As carências da razão
especulativa deságuam nas hipóteses; as carências da razão
prática deságuam nos postulados. Inevitável é pressupor para todo ente
racional no mundo, aquilo que é necessário à sua possibilidade objetiva. Essa
pressuposição é tão necessária quanto a lei moral em relação à qual ela também
é válida. Se a natureza humana está destinada a aspirar ao sumo bem, a medida das suas faculdades de conhecer, principalmente
a relação delas entre si, tem que ser admitida como conveniente a esse fim.
Kant enfatiza a força e a
importância das inclinações para as quais a lei moral funciona como freio e
limitação.
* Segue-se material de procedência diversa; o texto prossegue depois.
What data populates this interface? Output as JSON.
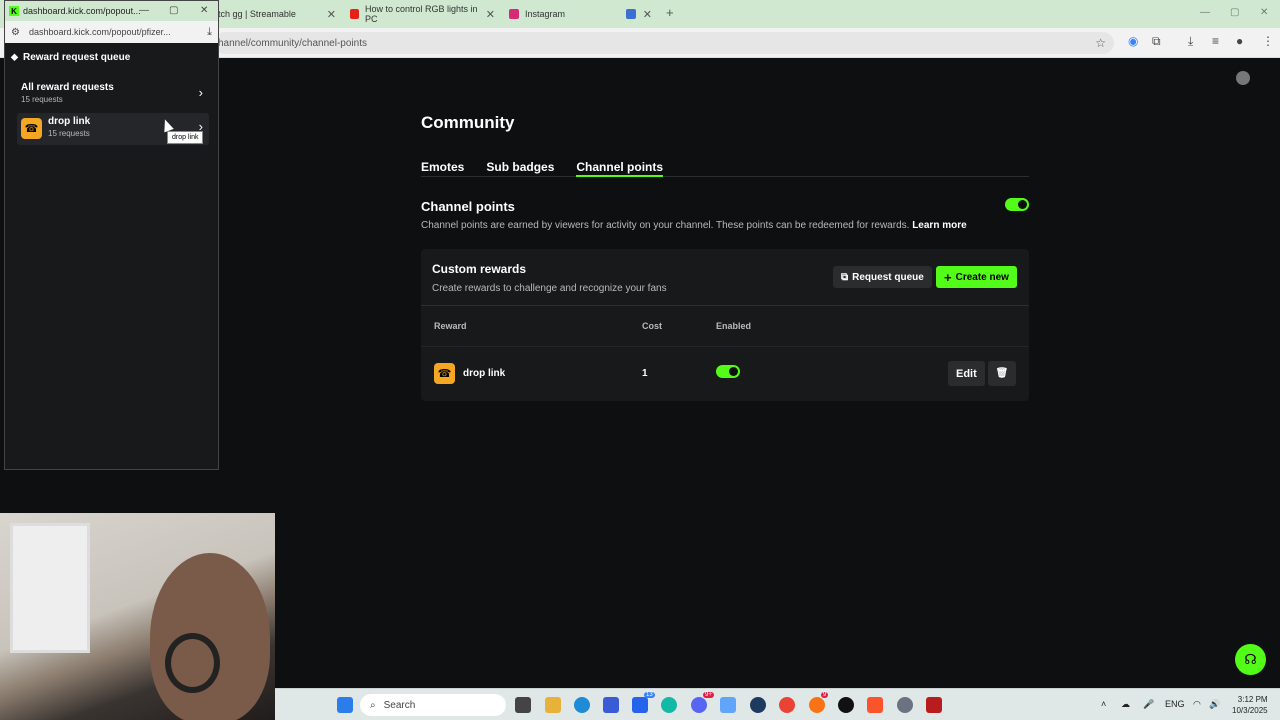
{
  "browser": {
    "tabs": [
      {
        "label": "tch gg | Streamable"
      },
      {
        "label": "How to control RGB lights in PC"
      },
      {
        "label": "Instagram"
      },
      {
        "label": ""
      }
    ],
    "new_tab": "+",
    "url": "hannel/community/channel-points"
  },
  "popout": {
    "title": "dashboard.kick.com/popout...",
    "url": "dashboard.kick.com/popout/pfizer...",
    "heading": "Reward request queue",
    "items": [
      {
        "name": "All reward requests",
        "count": "15 requests"
      },
      {
        "name": "drop link",
        "count": "15 requests"
      }
    ],
    "tooltip": "drop link"
  },
  "community": {
    "title": "Community",
    "tabs": [
      "Emotes",
      "Sub badges",
      "Channel points"
    ],
    "active_tab": "Channel points",
    "channel_points": {
      "title": "Channel points",
      "description": "Channel points are earned by viewers for activity on your channel. These points can be redeemed for rewards.",
      "learn_more": "Learn more",
      "enabled": true
    },
    "custom_rewards": {
      "title": "Custom rewards",
      "subtitle": "Create rewards to challenge and recognize your fans",
      "request_queue": "Request queue",
      "create_new": "Create new",
      "columns": [
        "Reward",
        "Cost",
        "Enabled"
      ],
      "rows": [
        {
          "name": "drop link",
          "cost": "1",
          "enabled": true,
          "edit": "Edit"
        }
      ]
    }
  },
  "taskbar": {
    "search": "Search",
    "badges": [
      "13",
      "9+",
      "9"
    ],
    "lang": "ENG",
    "time": "3:12 PM",
    "date": "10/3/2025"
  },
  "colors": {
    "accent": "#53fc18",
    "reward_icon": "#f5a623",
    "page_bg": "#0e0f10",
    "panel_bg": "#18191b"
  }
}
Pela desigualdade dos homens na constituição civil, as vantagens de
uns acarretam privações a outros.
[Vem à balha, a “privatização dos
lucros e socialização dos prejuízos”. Na imaginária balança social, um dos
pratos recebe os bônus (privilégios e vantagens) e o outro os ônus (sacrifícios
e privações). Em uma sociedade aristocrática, os bônus são da minoria e os ônus
da maioria, como regra geral; o inverso acontece como exceção, conforme o
estado de coisas. Em uma sociedade democrática, os bônus e os ônus são distribuídos
proporcionalmente entre todos os cidadãos. A proporção admite a desigualdade
que encontrar aceitável e racional justificação. As diferenças naturais e
culturais existem de fato e não devem ser ignoradas, sob pena de incidir-se em equivocado
e injusto nivelamento. No plano dos fatos, essa distribuição varia segundo a
realidade política, econômica e social de cada nação].
A lei moral é um mandamento da
razão pura prática incondicionada, portanto, superior à sensibilidade. A lei
moral reclama cumprimento por dever e
não por uma predileção que não se deve absolutamente pressupor. Arriscar
a vida pela pátria ou pelo próximo pode ser meritório, heróico, mas não
necessariamente moral. Perder a vida pela pátria é conseqüência de um comando
externo, de uma obrigação imposta pelo Estado e não de um impulso interno
ditado pela lei moral. Perder a vida pelos outros é violar o direito para
consigo mesmo e para com a sua família, quando esta não for o motivo da ação.
Quando arriscamos a vida pelos
outros nem sempre estamos vendo as suas virtudes e os seus vícios, as
singularidades morais e intelectuais; por vezes, nem sabemos de quem se trata.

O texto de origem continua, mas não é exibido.